Although I still bring my ordering, structuring and routines to my adult life today it’s not about controlling or dealing with anxiety as much anymore. This part of me has simply evolved over time. I just get pleasure from seeing my home neat and tidy. (OK – a bit of it is still about having control – you got me!).
My diagnosis has challenged this now. I’m learning to relax a little more. Especially when my kids put the Tesco delivery away. I have to wait until I have the energy to put it all back in the cupboards ‘Heidi Styleeeeeeeeee’.
By 12 noon I stood back and observed my mornings hard labour of love. It looks fab, smells fab and we are both delighted with the results.
Sadly by 13:30 I was reminded that it was chemotherapy administered exactly 47 hours ago. I am now on my ass. Feeling bloody terrible. Anti-sickness popped and my only friend now is water. I can feel my throat welcome back metallic mouth.
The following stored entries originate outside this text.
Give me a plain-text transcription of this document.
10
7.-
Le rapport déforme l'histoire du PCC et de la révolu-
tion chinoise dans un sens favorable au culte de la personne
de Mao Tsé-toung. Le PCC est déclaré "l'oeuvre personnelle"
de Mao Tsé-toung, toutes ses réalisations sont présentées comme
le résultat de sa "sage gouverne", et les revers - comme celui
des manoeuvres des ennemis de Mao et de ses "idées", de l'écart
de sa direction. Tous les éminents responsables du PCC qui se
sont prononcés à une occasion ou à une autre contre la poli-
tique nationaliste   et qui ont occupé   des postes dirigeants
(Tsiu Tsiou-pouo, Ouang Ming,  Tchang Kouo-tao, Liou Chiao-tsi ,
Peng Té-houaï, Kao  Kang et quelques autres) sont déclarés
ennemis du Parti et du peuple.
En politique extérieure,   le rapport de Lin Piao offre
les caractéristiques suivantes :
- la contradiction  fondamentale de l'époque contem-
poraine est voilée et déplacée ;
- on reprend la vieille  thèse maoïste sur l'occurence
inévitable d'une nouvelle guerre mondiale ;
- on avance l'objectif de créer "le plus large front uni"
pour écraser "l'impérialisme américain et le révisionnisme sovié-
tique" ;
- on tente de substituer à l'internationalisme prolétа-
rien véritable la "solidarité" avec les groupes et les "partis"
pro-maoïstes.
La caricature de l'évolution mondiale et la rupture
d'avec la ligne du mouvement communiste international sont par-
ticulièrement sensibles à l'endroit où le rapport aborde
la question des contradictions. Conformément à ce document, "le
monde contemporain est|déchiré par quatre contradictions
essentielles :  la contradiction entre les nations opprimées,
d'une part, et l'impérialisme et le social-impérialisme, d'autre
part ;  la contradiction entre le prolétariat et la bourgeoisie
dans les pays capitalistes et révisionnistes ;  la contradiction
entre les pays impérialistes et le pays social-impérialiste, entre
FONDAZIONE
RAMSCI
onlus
The powerful drugs cause changes to cells on your gums, tongue and the insides of your cheeks. Hence my mouth sores – but I do have mouth wash now so relief may follow. You also develop bad breath from nausea. I am absolutely convinced the world can smell me. It is hideous.
I’m proper pissed off. I’ve gone from strength to weakness in a matter of minutes. I felt it limp from one feeling to the next. You can literally feel your insides change quite quickly as the dark veil of chemo drops over you. The disappointment I feel in myself and my capabilities turn to anger. I launch it at my husband when he finishes work. Screaming at him for telling our children off. I didn’t hear the full conversation but my rant was out and I couldn’t catch it. He had to leave the room to calm down.
If there is something I struggle to say, it’s ‘sorry’. I need to work on this. I’m slightly better than I was but the word sticks in my throat. I think it is because it makes me feel vulnerable, in danger of losing any power I may have and maybe status? This word does to me what cancer has done to me. It carries with it an admittance of inadequacy and incompetency. Traits I try desperately to avoid.
But I know tonight I am going to have to gargle with the word and gently let it out into my husbands direction. He accepts it. I do feel shit but the chemo is kicking me and I don’t have the energy to prolong my apology.
The weather here today has been grey, damp and bleak. A good trio of words to describe how my day has ended. But then I see the familiar face of my dear friend as she walks up my drive with flowers and a book. Her visit did poke at my optimism. I do know this will pass. I am building a relationship with my chemo cycle and I have felt this way before and it did leave me. I must remember I had more good days than bad in my last three weeks. I must just let this ride and stay with these unpleasant feelings. I’m going to re-read my messages and texts from my posse! This has a remarkable effect on my spirit which right now is floundering.
My friend is one rare one that does not cast a judgement and right now she is sat looking at me sitting on a stool, green around the gills, with heavy eyes trying to muster an ‘I’m fine honestly’ smile. I just wish she’d have seen me a few hours ago – Chrystal Meth mode instead!